In Michigan, a state known for automotive production, manufacturing’s share of the state’s GDP dropped from 25% in 1998 to 15% in 2009, the year General Motors filed for government-assisted bankruptcy. Manufacturing’s share of GDP in Michigan has rebounded somewhat, to 19%.
Iowa and South Carolina are early voting states in the 2020 Democratic presidential nomination process. These two states also rank in the top 10 states for manufacturing as a percent of state GDP. Since the recession, manufacturing’s role in Iowa’s GDP has dropped by 1%, though its share of employment had increased slightly. In South Carolina, manufacturing employment has fallen slightly, while manufacturing’s GDP share went up 1%. In both states, manufacturing’s share of GDP and jobs are lower than in 1998.
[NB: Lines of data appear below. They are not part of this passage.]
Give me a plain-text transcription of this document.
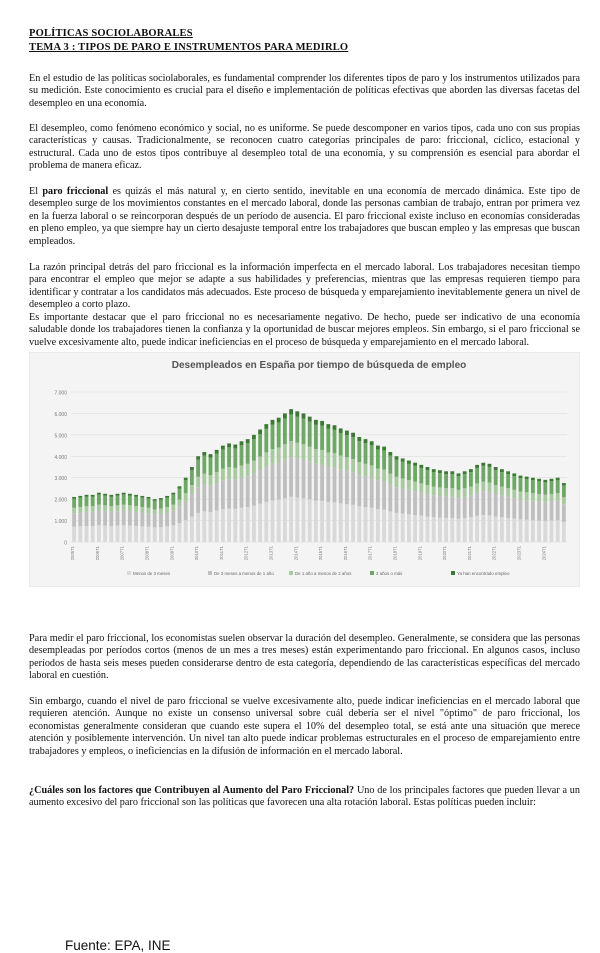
POLÍTICAS SOCIOLABORALES
TEMA 3 : TIPOS DE PARO E INSTRUMENTOS PARA MEDIRLO
En el estudio de las políticas sociolaborales, es fundamental comprender los diferentes tipos de paro y los instrumentos utilizados para su medición. Este conocimiento es crucial para el diseño e implementación de políticas efectivas que aborden las diversas facetas del desempleo en una economía.
El desempleo, como fenómeno económico y social, no es uniforme. Se puede descomponer en varios tipos, cada uno con sus propias características y causas. Tradicionalmente, se reconocen cuatro categorías principales de paro: friccional, cíclico, estacional y estructural. Cada uno de estos tipos contribuye al desempleo total de una economía, y su comprensión es esencial para abordar el problema de manera eficaz.
El paro friccional es quizás el más natural y, en cierto sentido, inevitable en una economía de mercado dinámica. Este tipo de desempleo surge de los movimientos constantes en el mercado laboral, donde las personas cambian de trabajo, entran por primera vez en la fuerza laboral o se reincorporan después de un período de ausencia. El paro friccional existe incluso en economías consideradas en pleno empleo, ya que siempre hay un cierto desajuste temporal entre los trabajadores que buscan empleo y las empresas que buscan empleados.
La razón principal detrás del paro friccional es la información imperfecta en el mercado laboral. Los trabajadores necesitan tiempo para encontrar el empleo que mejor se adapte a sus habilidades y preferencias, mientras que las empresas requieren tiempo para identificar y contratar a los candidatos más adecuados. Este proceso de búsqueda y emparejamiento inevitablemente genera un nivel de desempleo a corto plazo.
Es importante destacar que el paro friccional no es necesariamente negativo. De hecho, puede ser indicativo de una economía saludable donde los trabajadores tienen la confianza y la oportunidad de buscar mejores empleos. Sin embargo, si el paro friccional se vuelve excesivamente alto, puede indicar ineficiencias en el proceso de búsqueda y emparejamiento en el mercado laboral.
Desempleados en España por tiempo de búsqueda de empleo
7.000
6.000
5.000
4.000
3.000
2.000
1.000
0
2005T1	2006T1	2007T1	2008T1	2009T1	2010T1	2011T1	2012T1	2013T1	2014T1	2015T1	2016T1	2017T1	2018T1	2019T1	2020T1	2021T1	2022T1	2023T1	2024T1
Menos de 3 meses	De 3 meses a menos de 1 año	De 1 año a menos de 2 años	2 años o más	Ya han encontrado empleo
Fuente: EPA, INE
Para medir el paro friccional, los economistas suelen observar la duración del desempleo. Generalmente, se considera que las personas desempleadas por períodos cortos (menos de un mes a tres meses) están experimentando paro friccional. En algunos casos, incluso períodos de hasta seis meses pueden considerarse dentro de esta categoría, dependiendo de las características específicas del mercado laboral en cuestión.
Sin embargo, cuando el nivel de paro friccional se vuelve excesivamente alto, puede indicar ineficiencias en el mercado laboral que requieren atención. Aunque no existe un consenso universal sobre cuál debería ser el nivel "óptimo" de paro friccional, los economistas generalmente consideran que cuando este supera el 10% del desempleo total, se está ante una situación que merece atención y posiblemente intervención. Un nivel tan alto puede indicar problemas estructurales en el proceso de emparejamiento entre trabajadores y empleos, o ineficiencias en la difusión de información en el mercado laboral.
¿Cuáles son los factores que Contribuyen al Aumento del Paro Friccional? Uno de los principales factores que pueden llevar a un aumento excesivo del paro friccional son las políticas que favorecen una alta rotación laboral. Estas políticas pueden incluir:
What types of manufacturing are growing in the United States?
Manufacturing includes a broad range of industries, comprising of “establishments engaged in the mechanical, physical, or chemical transformation of materials, substances, or components into new products,” according to the Bureau of Labor Statistics. It includes durable goods manufacturing — goods made to last like cars, computers, and furniture—as well as nondurable goods manufacturing— making products with a short life such as food, paper, and petroleum.
Nearly all manufacturing growth since 1997 has been due to nondurable goods. Durable goods manufacturing increased by $9.2 billion between 1997 and 2018, a less than 1% increase. Meanwhile, nondurable goods manufacturing increased by $155 billion or 17%. Within this group, between 1997 and 2017 (the most recent year available), food and beverage and tobacco product manufacturing grew by $60 billion (28%), petroleum and coal products manufacturing grew by $58 billion (77%), and chemical manufacturing grew by $101 billion (36%).
Every manufacturing subsector across durable and nondurable goods has had employment drop between 1998 and 2018, with the exception of food, beverage and tobacco production. For example, the number of computer and electronic product manufacturing jobs has dropped 759,900 (down 41%). Apparel and leather manufacturing jobs are down 380,000 (66%). Meanwhile, food, beverage, and tobacco jobs increased by 191,000 (11%).
In 2018, manufacturing was the third-largest contributor to GDP after government and real estate. However, while the industry remains a large segment of the American economy, the data shows that the manufacturing sector has not grown at the same rate as the rest of the economy.